Es war der 15. März, als Nägel mit Köpfen gemacht wurden: Nachdem sich der Ständerat am Morgen mit dem Gesetz befasst hatte, trat bereits in der Mittagspause die Kommission des Nationalrats zusammen, um die Änderungen aus dem Stöckli anzuschauen. «Dann gings direkt in den Nationalratssaal, wo der Sack ruckzuck zugemacht wurde», erinnert sich Schenker.
Für Fragen blieb fast keine Zeit
Ruckzuck ist nicht übertrieben: Als Schenker im Rat eine Frage stellen wollte, erhielt sie sogar einen Rüffel von Nationalratspräsident Dominique de Buman (CVP, 62). Worauf sie gemäss Protokoll entgegnete: «Wir haben die Differenzbereinigung unter sehr schwierigen Bedingungen durchgeführt. Das zeigt sich jetzt halt auch hier.» Und es rächt sich vielleicht bald noch mehr.

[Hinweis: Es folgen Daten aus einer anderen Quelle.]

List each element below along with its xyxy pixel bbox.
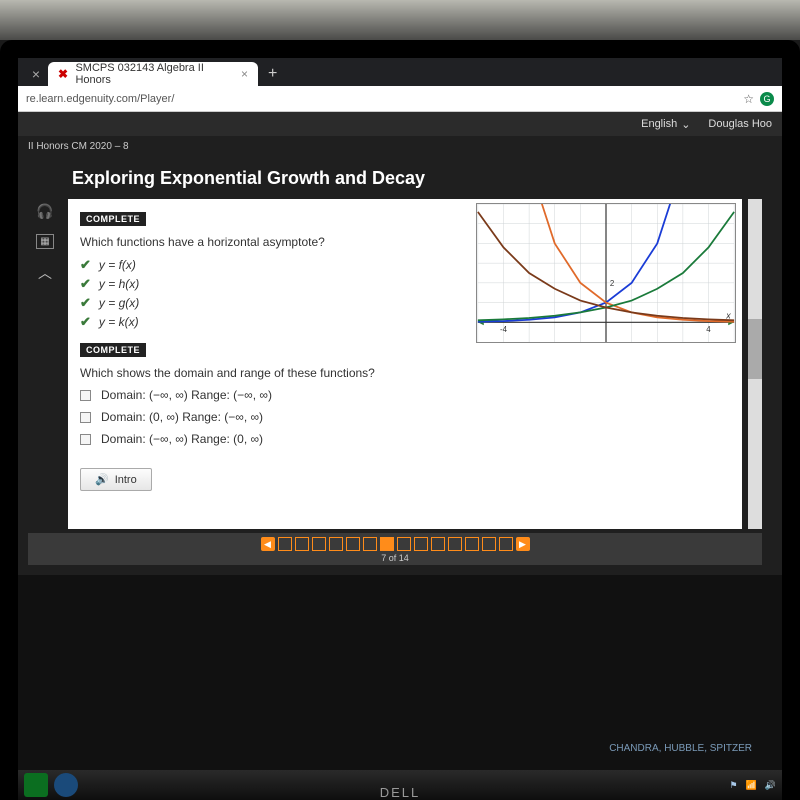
progress-step[interactable] <box>346 537 360 551</box>
collapse-up-icon[interactable]: ︿ <box>38 263 52 283</box>
user-name[interactable]: Douglas Hoo <box>708 118 772 130</box>
browser-action-icons: ☆ G <box>743 92 774 106</box>
progress-step[interactable] <box>278 537 292 551</box>
panel-scrollbar[interactable] <box>748 199 762 529</box>
svg-text:x: x <box>725 310 731 320</box>
laptop-bezel: × ✖ SMCPS 032143 Algebra II Honors × + r… <box>0 40 800 800</box>
tab-close-icon[interactable]: × <box>241 67 248 81</box>
check-icon: ✔ <box>80 295 91 311</box>
browser-tab-strip: × ✖ SMCPS 032143 Algebra II Honors × + <box>18 58 782 86</box>
star-icon[interactable]: ☆ <box>743 92 754 106</box>
check-icon: ✔ <box>80 314 91 330</box>
progress-strip: ◀ ▶ 7 of 14 <box>28 533 762 565</box>
course-label: II Honors CM 2020 – 8 <box>28 141 129 152</box>
new-tab-button[interactable]: + <box>258 62 287 86</box>
progress-step[interactable] <box>499 537 513 551</box>
complete-badge-1: COMPLETE <box>80 212 146 226</box>
progress-step[interactable] <box>465 537 479 551</box>
lesson-title: Exploring Exponential Growth and Decay <box>72 168 762 189</box>
check-icon: ✔ <box>80 276 91 292</box>
progress-step[interactable] <box>380 537 394 551</box>
progress-step[interactable] <box>312 537 326 551</box>
speaker-icon: 🔊 <box>95 473 109 486</box>
browser-address-bar: re.learn.edgenuity.com/Player/ ☆ G <box>18 86 782 112</box>
answer-text: y = g(x) <box>99 296 139 310</box>
progress-step[interactable] <box>431 537 445 551</box>
lesson-area: Exploring Exponential Growth and Decay 🎧… <box>18 156 782 575</box>
tab-title: SMCPS 032143 Algebra II Honors <box>75 62 235 86</box>
extension-icon[interactable]: G <box>760 92 774 106</box>
question-2-text: Which shows the domain and range of thes… <box>80 366 730 380</box>
prev-tab-close[interactable]: × <box>24 62 48 86</box>
chevron-down-icon: ⌄ <box>681 118 690 131</box>
content-panel: COMPLETE Which functions have a horizont… <box>68 199 742 529</box>
progress-boxes: ◀ ▶ <box>261 537 530 551</box>
calculator-icon[interactable]: ▦ <box>36 234 53 249</box>
answer-text: y = f(x) <box>99 258 136 272</box>
progress-next-button[interactable]: ▶ <box>516 537 530 551</box>
headphones-icon[interactable]: 🎧 <box>36 203 53 220</box>
progress-step[interactable] <box>329 537 343 551</box>
edgenuity-favicon-icon: ✖ <box>58 68 69 80</box>
question-2-options: Domain: (−∞, ∞) Range: (−∞, ∞) Domain: (0… <box>80 388 730 446</box>
browser-tab-active[interactable]: ✖ SMCPS 032143 Algebra II Honors × <box>48 62 258 86</box>
progress-step[interactable] <box>414 537 428 551</box>
url-text[interactable]: re.learn.edgenuity.com/Player/ <box>26 93 735 105</box>
checkbox-icon[interactable] <box>80 412 91 423</box>
progress-step[interactable] <box>397 537 411 551</box>
option-text: Domain: (0, ∞) Range: (−∞, ∞) <box>101 410 263 424</box>
checkbox-icon[interactable] <box>80 434 91 445</box>
svg-text:2: 2 <box>610 279 614 288</box>
progress-step[interactable] <box>482 537 496 551</box>
language-label: English <box>641 118 677 130</box>
complete-badge-2: COMPLETE <box>80 343 146 357</box>
option-item[interactable]: Domain: (−∞, ∞) Range: (−∞, ∞) <box>80 388 730 402</box>
progress-step[interactable] <box>295 537 309 551</box>
app-header: English ⌄ Douglas Hoo <box>18 112 782 136</box>
course-bar: II Honors CM 2020 – 8 <box>18 136 782 156</box>
exponential-graph: -4 4 2 x <box>476 203 736 343</box>
laptop-brand-label: DELL <box>0 785 800 800</box>
intro-button[interactable]: 🔊 Intro <box>80 468 152 491</box>
answer-text: y = h(x) <box>99 277 139 291</box>
screen: × ✖ SMCPS 032143 Algebra II Honors × + r… <box>18 58 782 800</box>
answer-text: y = k(x) <box>99 315 139 329</box>
option-item[interactable]: Domain: (−∞, ∞) Range: (0, ∞) <box>80 432 730 446</box>
progress-counter: 7 of 14 <box>381 553 409 563</box>
scrollbar-thumb[interactable] <box>748 319 762 379</box>
progress-step[interactable] <box>448 537 462 551</box>
desktop-watermark: CHANDRA, HUBBLE, SPITZER <box>609 743 752 754</box>
lesson-body: 🎧 ▦ ︿ COMPLETE Which functions have a ho… <box>28 199 762 529</box>
check-icon: ✔ <box>80 257 91 273</box>
option-text: Domain: (−∞, ∞) Range: (0, ∞) <box>101 432 263 446</box>
svg-text:4: 4 <box>706 325 711 334</box>
progress-prev-button[interactable]: ◀ <box>261 537 275 551</box>
svg-text:-4: -4 <box>500 325 508 334</box>
intro-button-label: Intro <box>115 474 137 486</box>
ambient-background <box>0 0 800 40</box>
progress-step[interactable] <box>363 537 377 551</box>
option-item[interactable]: Domain: (0, ∞) Range: (−∞, ∞) <box>80 410 730 424</box>
lesson-side-toolbar: 🎧 ▦ ︿ <box>28 199 62 529</box>
checkbox-icon[interactable] <box>80 390 91 401</box>
language-selector[interactable]: English ⌄ <box>641 118 690 131</box>
option-text: Domain: (−∞, ∞) Range: (−∞, ∞) <box>101 388 272 402</box>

1. Womit dürften die Sozialversicherungsspione schnüffeln?
Im Gesetz heisst es nur: «Der Versicherungsträger kann eine versicherte Person verdeckt observieren und dabei Bild- und Tonaufzeichnungen machen und technische Instrumente zur Standortbestimmung einsetzen.»
Der Bundesrat sagt, dass die Spione nur mit einfachen Geräten arbeiten dürfen, die nicht mehr erfassen als das blosse Auge und Ohr. Normale Kameras also. Nachtsichtgeräte, Wanzen oder Drohnen dürften nicht zur Observation eingesetzt werden. Die Regierung beruft sich dabei auf die Parlamentsberatungen, in denen das eindeutig so gesagt worden sei. Wenn ein Richter es erlaubt, dürften zudem GPS-Peilsender zur Standortbestimmung eingesetzt werden, Drohnen jedoch auch hier nicht.
In den Augen der Gegner sind die Bild- und Ton-Techniken kaum eingeschränkt. Geht es um die Drohnen, verweisen auch sie auf die Parlamentsdebatte. Diese seien dort als technische Mittel zur Standortbestimmung ausdrücklich genannt worden; Richter könnten sie zulassen. Ihres Erachtens dürfen Drohnen deshalb neu eingesetzt werden.
2. Dürfen die Privatdetektive die Versicherten in privaten Räumen ausspionieren?
Im Gesetzestext heisst es: «Die versicherte Person darf nur observiert werden, wenn sie sich: a) an einem allgemein zugänglichen Ort; oder b) an einem Ort befindet, der von einem allgemein zugänglichen Ort frei einsehbar ist.»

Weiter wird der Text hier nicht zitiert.